The time of year to commemorate loved ones.
It is November already, and it seems to be the time of year to think about death and ghoulish things. Halloween is over, so skulls and scary outfits can be put away for another year. However, today 1st of November in places like Spain and Poland is the day when the families visit the graves of the departed loved ones. It is the busiest time of the year at the cemetery and for flower and candle sellers. In Mexico, tomorrow the 2nd of November is the Day of the Dead. A big fiesta day, which honours the continuing bonds with the deceased ancestors. Colourful images of skulls and parties all over the place.

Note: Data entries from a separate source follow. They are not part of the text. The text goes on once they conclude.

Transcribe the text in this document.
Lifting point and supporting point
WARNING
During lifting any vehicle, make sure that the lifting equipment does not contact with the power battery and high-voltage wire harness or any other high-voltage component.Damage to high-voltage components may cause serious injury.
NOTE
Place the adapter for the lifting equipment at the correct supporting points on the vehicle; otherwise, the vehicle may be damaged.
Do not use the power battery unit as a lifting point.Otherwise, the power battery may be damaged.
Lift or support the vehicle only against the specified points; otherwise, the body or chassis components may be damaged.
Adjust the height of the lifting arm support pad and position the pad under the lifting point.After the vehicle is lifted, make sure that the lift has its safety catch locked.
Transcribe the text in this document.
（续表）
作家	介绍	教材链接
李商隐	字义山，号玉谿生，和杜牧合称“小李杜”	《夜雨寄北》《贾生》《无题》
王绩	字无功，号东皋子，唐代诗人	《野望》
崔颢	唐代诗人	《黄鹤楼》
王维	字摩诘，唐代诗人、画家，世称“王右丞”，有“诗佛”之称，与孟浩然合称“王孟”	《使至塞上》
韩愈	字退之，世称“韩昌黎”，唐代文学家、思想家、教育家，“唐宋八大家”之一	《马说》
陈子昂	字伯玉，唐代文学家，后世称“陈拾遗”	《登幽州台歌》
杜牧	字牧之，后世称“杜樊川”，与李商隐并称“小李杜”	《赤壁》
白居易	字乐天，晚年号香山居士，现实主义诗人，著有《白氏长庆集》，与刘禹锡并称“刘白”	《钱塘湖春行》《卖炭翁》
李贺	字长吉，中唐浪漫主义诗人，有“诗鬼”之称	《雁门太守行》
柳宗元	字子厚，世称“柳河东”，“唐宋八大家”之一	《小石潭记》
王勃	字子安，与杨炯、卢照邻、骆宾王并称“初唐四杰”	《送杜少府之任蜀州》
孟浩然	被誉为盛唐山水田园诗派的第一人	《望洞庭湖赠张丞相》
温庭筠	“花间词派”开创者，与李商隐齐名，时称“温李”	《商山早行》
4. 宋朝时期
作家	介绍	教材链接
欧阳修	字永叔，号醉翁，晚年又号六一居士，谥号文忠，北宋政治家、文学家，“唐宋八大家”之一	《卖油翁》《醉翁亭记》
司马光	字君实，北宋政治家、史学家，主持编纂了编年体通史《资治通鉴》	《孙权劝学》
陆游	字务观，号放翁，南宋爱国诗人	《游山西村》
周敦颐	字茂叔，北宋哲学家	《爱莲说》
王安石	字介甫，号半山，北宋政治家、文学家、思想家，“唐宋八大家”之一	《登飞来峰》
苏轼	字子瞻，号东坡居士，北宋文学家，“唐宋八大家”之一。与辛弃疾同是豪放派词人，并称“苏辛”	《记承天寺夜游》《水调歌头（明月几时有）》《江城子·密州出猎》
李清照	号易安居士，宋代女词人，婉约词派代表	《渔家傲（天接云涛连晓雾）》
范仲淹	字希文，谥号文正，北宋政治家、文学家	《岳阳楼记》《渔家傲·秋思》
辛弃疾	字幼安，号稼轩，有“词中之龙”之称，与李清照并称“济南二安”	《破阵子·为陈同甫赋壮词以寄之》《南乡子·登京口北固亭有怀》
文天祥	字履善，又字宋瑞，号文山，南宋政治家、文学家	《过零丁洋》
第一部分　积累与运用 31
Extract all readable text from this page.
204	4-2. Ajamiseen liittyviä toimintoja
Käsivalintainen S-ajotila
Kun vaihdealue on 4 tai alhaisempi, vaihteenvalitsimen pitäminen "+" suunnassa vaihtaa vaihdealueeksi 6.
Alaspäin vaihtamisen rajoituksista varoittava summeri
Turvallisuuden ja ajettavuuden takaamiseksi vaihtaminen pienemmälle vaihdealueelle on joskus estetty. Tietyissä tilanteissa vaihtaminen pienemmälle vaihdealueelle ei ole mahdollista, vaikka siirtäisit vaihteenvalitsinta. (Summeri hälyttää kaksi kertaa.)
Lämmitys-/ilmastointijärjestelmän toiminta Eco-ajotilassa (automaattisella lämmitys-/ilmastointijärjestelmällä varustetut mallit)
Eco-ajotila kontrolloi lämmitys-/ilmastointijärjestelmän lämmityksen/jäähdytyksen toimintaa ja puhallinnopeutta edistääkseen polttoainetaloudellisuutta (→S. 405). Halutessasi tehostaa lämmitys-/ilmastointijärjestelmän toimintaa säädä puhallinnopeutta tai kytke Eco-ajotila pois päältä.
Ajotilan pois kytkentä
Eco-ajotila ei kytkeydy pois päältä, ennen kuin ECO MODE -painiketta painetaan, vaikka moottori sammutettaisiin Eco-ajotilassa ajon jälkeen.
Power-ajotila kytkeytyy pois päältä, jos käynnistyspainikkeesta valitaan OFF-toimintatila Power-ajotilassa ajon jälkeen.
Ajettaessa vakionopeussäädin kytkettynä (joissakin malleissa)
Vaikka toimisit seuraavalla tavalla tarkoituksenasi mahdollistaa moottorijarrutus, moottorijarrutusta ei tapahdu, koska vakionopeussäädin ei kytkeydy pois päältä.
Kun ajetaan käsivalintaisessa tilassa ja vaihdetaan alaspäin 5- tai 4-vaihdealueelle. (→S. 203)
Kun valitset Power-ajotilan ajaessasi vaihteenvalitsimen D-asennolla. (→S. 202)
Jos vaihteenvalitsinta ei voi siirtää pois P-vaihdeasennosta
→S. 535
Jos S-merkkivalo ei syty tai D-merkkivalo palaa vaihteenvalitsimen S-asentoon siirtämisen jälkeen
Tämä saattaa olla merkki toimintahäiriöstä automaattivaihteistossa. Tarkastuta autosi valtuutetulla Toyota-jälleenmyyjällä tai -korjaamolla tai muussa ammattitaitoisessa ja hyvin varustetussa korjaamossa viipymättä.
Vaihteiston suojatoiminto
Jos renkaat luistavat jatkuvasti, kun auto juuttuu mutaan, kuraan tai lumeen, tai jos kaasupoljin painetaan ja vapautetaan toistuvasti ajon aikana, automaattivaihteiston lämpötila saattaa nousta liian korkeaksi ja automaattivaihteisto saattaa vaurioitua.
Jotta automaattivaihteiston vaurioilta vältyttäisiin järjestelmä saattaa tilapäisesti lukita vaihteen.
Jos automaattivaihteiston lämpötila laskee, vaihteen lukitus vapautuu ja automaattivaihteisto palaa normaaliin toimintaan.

So, what is it to celebrate about death? Surely the death of a loved one is one of the saddest and traumatic events anyone can experience. Why should that be celebrated? Well, what is celebrated is not the death of the person, but the continuing link and the presence that the deceased continues to have in the lives of their friends and relatives.
The process of grieving
Grief is an extreme and painful emotion. Nonetheless, it is a natural one. However, nothing quite prepares us for it, particularly in our culture where we do not like to talk about death or grieving. Therefore, grief and bereavement can be more powerful and scary, as people have no idea of what is going to hit them -shock, numbness, denial, pain, anger, searching, depression. These feelings can come and go in no particular order, but for most people ultimately they will subside, as an acceptance of a new reality emerges. This acceptance does not mean the person will be forgotten, but a different kind of bond will continue. They will reside in the heart and the mind. Some people, however, get stuck in one of the stages of grief and cannot move forward. In such cases, bereavement counselling can help them manage the distress and to continue along the process until they come to a more peaceful acceptance of a new reality.
Counselling during the process of mourning can help to experience it with less fear. It helps to know that there is an end to the rawness of the pain and that although the person will be missed, he or she will not be forgotten. A relationship of a different kind and dimension will emerge. It is that continuing bond, which is quite rightly celebrated on the Day of all Saints and the Day of the Dead.